5. The method according to any one of the preceding claims, characterized in that the substantially horizontal further conveying takes place again in the form of discrete bulk plugs (9 ^" , 9 ^'" ).

6. Device for carrying out the method according to one of the preceding claims, with a conveyor line consisting of line sections (7), a first, substantially horizontal line section (7a) and a third line section (7c) running at different heights and via a second line section (7b) are connected to one another and the first line section (7a) has a larger cross-sectional area than the second line section (7b).

7. The device according to claim 6, characterized in that the cross-sectional area of the second line section (7b) is between 20% and 85% of the cross-sectional area of the first line cross section (7a).

8. Apparatus according to claim 6 or 7, characterized in that in the transition from the first line section to the second line section as a collecting device (16) trained condition converter (11) for the bulk material plug (9, 9 ^' ) is arranged.

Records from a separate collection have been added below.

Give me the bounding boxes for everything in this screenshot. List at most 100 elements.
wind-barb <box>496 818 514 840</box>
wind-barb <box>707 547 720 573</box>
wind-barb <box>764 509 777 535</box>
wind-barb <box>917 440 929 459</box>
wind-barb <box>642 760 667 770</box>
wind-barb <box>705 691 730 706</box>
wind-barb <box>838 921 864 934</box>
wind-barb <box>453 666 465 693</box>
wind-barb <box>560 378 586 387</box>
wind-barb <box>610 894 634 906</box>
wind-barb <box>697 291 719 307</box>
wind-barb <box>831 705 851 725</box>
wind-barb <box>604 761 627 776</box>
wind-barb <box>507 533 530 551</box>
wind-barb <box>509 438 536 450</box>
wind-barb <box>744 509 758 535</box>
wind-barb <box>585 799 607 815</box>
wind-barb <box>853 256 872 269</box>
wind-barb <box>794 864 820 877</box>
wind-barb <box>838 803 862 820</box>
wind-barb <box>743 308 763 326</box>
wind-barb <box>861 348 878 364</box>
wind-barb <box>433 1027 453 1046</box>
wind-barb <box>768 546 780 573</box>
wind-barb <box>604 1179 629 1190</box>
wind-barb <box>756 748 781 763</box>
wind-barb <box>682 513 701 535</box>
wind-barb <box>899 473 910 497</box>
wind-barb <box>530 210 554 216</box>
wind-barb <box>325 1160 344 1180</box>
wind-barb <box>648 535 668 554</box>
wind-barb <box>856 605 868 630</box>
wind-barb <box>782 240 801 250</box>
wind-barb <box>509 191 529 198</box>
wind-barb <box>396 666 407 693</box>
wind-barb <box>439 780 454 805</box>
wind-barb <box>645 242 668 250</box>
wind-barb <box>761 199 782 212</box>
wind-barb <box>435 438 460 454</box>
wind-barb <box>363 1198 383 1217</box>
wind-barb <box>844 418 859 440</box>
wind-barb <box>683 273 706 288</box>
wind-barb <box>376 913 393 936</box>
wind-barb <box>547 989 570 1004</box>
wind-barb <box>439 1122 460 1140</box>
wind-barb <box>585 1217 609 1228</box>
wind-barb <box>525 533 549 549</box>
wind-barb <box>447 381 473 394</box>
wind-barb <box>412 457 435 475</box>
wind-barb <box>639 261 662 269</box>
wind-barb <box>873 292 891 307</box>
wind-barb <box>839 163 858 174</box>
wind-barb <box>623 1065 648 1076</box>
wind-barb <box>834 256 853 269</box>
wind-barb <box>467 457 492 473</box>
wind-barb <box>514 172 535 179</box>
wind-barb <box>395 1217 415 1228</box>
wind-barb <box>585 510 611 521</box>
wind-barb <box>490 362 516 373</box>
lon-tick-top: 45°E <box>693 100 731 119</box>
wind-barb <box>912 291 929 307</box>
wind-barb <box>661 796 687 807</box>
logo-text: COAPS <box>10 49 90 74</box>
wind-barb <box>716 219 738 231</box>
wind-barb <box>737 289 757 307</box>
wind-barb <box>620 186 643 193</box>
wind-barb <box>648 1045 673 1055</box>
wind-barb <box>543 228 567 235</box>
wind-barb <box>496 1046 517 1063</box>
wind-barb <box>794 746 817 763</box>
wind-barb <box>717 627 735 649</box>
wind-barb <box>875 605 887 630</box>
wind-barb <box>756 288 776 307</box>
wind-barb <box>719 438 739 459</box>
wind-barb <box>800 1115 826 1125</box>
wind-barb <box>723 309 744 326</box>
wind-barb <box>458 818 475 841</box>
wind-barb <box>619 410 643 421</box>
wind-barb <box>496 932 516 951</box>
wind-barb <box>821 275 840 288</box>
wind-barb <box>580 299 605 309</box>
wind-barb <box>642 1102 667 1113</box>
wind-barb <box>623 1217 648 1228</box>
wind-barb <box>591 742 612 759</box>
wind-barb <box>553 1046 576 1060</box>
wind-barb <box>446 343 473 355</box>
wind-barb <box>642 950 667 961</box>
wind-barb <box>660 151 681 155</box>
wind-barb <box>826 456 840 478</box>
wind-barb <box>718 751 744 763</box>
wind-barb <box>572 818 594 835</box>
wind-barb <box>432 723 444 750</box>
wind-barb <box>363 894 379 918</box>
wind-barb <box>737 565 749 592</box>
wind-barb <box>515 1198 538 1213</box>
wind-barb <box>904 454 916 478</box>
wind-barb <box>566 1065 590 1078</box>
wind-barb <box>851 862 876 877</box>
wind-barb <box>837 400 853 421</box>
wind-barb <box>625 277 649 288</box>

9. The device according to claim 8, characterized in that the inlet opening (18) of the collecting device (16) has a larger cross-sectional area than the outlet opening (19) of the collecting device (16).

10. The device according to claim 8 or 9, characterized in that the collecting device (16a) is designed as a cyclone.

11. The device according to claim 8 or 9, characterized in that the collecting device (16b) is designed as a tube extension.

12. The apparatus according to claim 11, characterized in that the collecting device designed as a pipe extension (16b) is inclined downwards relative to the first line section (7a) and opens into a pipe bend (14a) directed upwards in a siphon.

13. Device according to one of claims 6 to 12, characterized in that the third line section (7c) has a larger cross-sectional area than the second line section (7b).

14. Device according to one of claims 6 to 12, characterized in that the third line section (7c) has a larger cross-sectional area than the first line section (7a).

15. Device according to one of claims 6 to 12, characterized in that the third line section (7c) has the same cross-sectional area as the first line section (7a).

16. Device according to one of claims 6 to 12, characterized in that the third line section (7c) has a smaller cross-sectional area than the first line section (7a).